Desafios para garantir a vacinação dos brasileiros
Enviada em 09/11/2020
A revolta da vacina, ocorrida no Rio de Janeiro em 1904, representou um importante marco histórico acerca do retrocesso vivido pelo país diante de uma das maiores epidemias do século: a de varíola. Todavia, quase um século depois do movimento, o Brasil ainda apresenta marcas de rejeição às vacinas, que contribuem para a volta de doenças já erradicadas e, consequentemente, para a morte de milhares de brasileiros. Logo, os desafios para garantir a vacinação baseiam-se no combate à resistência atrelada à desinformação, e na desmistificação da questão como sendo uma escolha pessoal, permitindo o surgimento da consciência coletiva em prol da saúde pública.
Diante de tal problemática, a falta de informação e a disseminação de notícias falsas sobre a imunização são uns dos principais contribuintes para a queda nos índices de vacinação do país. Desta forma, os brasileiros, por não receberem explicações detalhadas e significativas em relação ao método, mostram-se resistentes diante de sua aplicação, ficando vulneráveis às “fake news”, que colocam a questão como sendo prejudicial à saúde. Assim, o progresso em vez de contribuir para o bem estar da população acaba sendo rejeitado, como é expresso no livro “Gabriela Cravo e Canela”, de Jorge Amado, que aponta a negação do povo de Ilhéus sobre o uso de novas tecnologias, justamente por as desconhecerem, sendo apegados à métodos tradicionais dados como mais confiáveis.
Ademais, construiu-se um imaginário popular de que a vacinação é uma escolha individual e que, por conseguinte, não pode ser imposta pelo Estado, tornando as tentativas de imunização em massa (essenciais para os efeitos produtivos da vacina) ainda mais desafiadoras. Outrossim, os brasileiros esquecem que o meio social depende da contribuição de todas as partes para manter-se vivo, fazendo com que o Brasil fique a mercê de problemas fatais (que possuem solução).

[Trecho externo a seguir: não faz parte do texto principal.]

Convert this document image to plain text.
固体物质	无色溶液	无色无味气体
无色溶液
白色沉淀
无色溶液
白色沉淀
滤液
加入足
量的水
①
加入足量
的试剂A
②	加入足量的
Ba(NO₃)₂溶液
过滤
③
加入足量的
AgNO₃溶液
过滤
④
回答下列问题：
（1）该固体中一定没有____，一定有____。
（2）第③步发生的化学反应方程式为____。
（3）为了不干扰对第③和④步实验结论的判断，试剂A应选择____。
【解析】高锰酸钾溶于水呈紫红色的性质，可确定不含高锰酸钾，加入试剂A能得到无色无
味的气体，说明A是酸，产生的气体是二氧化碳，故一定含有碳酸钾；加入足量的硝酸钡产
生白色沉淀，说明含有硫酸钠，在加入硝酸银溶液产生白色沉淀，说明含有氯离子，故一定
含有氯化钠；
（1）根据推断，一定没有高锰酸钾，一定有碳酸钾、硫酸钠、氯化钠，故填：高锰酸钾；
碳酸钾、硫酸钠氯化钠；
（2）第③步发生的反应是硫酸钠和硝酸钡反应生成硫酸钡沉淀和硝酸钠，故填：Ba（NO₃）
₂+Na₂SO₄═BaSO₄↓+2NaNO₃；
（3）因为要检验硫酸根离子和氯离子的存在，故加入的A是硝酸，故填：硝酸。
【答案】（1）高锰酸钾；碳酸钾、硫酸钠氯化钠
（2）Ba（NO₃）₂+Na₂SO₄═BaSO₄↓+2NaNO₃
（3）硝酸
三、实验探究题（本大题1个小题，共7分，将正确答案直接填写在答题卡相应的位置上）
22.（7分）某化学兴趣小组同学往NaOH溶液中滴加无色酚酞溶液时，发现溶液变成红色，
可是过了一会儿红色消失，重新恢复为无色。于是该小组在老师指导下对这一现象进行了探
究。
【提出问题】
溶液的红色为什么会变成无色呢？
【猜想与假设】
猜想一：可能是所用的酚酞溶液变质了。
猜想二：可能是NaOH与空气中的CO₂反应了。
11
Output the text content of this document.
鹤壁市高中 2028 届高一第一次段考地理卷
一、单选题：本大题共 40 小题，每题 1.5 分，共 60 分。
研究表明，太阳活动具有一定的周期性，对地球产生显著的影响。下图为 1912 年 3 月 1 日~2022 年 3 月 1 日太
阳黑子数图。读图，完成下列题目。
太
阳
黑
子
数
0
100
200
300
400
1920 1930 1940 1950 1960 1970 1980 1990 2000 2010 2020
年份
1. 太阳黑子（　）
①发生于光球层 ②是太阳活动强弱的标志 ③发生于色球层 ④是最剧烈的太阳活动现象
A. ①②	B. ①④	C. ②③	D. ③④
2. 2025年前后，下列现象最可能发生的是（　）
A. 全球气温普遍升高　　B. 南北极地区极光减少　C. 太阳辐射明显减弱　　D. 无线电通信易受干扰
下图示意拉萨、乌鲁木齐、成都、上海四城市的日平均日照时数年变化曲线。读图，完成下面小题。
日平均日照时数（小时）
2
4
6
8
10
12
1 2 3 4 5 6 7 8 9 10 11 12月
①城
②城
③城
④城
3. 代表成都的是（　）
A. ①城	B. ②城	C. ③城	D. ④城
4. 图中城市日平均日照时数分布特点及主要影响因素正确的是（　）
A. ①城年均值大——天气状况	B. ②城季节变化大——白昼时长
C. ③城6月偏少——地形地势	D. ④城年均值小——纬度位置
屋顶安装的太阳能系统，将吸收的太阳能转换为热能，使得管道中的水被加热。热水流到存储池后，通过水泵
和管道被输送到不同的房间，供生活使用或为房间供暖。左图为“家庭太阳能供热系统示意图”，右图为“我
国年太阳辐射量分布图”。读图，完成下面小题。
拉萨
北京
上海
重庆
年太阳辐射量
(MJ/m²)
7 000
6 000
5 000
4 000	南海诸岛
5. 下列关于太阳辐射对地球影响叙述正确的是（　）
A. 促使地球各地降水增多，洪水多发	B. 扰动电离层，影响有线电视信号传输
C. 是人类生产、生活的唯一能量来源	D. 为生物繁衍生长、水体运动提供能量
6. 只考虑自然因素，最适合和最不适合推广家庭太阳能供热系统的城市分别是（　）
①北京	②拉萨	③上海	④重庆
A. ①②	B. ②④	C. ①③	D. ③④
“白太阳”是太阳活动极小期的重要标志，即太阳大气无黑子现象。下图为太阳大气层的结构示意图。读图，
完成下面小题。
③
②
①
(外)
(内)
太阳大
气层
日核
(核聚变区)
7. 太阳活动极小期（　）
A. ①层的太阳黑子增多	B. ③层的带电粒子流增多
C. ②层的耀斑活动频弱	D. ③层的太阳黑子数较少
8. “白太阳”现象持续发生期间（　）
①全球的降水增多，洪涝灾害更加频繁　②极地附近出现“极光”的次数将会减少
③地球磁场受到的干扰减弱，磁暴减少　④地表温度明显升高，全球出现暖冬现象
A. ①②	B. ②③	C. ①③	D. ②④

Essa relação é discutida pelo sociólogo Émilie Durkheim que aponta a sociedade como sendo um organismo vivo, no qual a deficiência em uma única célula (representada pelo indivíduo) prejudica diretamente todo o corpo, colocando o país em perigo iminente.
Urge, portanto, a necessidade de que o Ministério da Saúde, em parceria com o Ministério das Comunicações, desenvolva campanhas (a serem divulgadas amplamente por meio de rádio e televisão) que visem explicar todo processo biológico de imunização permitido por uma vacina, de maneira clara e didática, além de exaltar sua importância para sociedade. Destarte, será desmistificada qualquer concepção de que a vacinação é perigosa, ou até mesmo não necessária, fazendo com que os brasileiros adotem o método em ampla escala. Sendo assim, o país apresentará avanços na saúde pública, impedindo uma nova onda de retrocessos como a implementada com a revolta da vacina.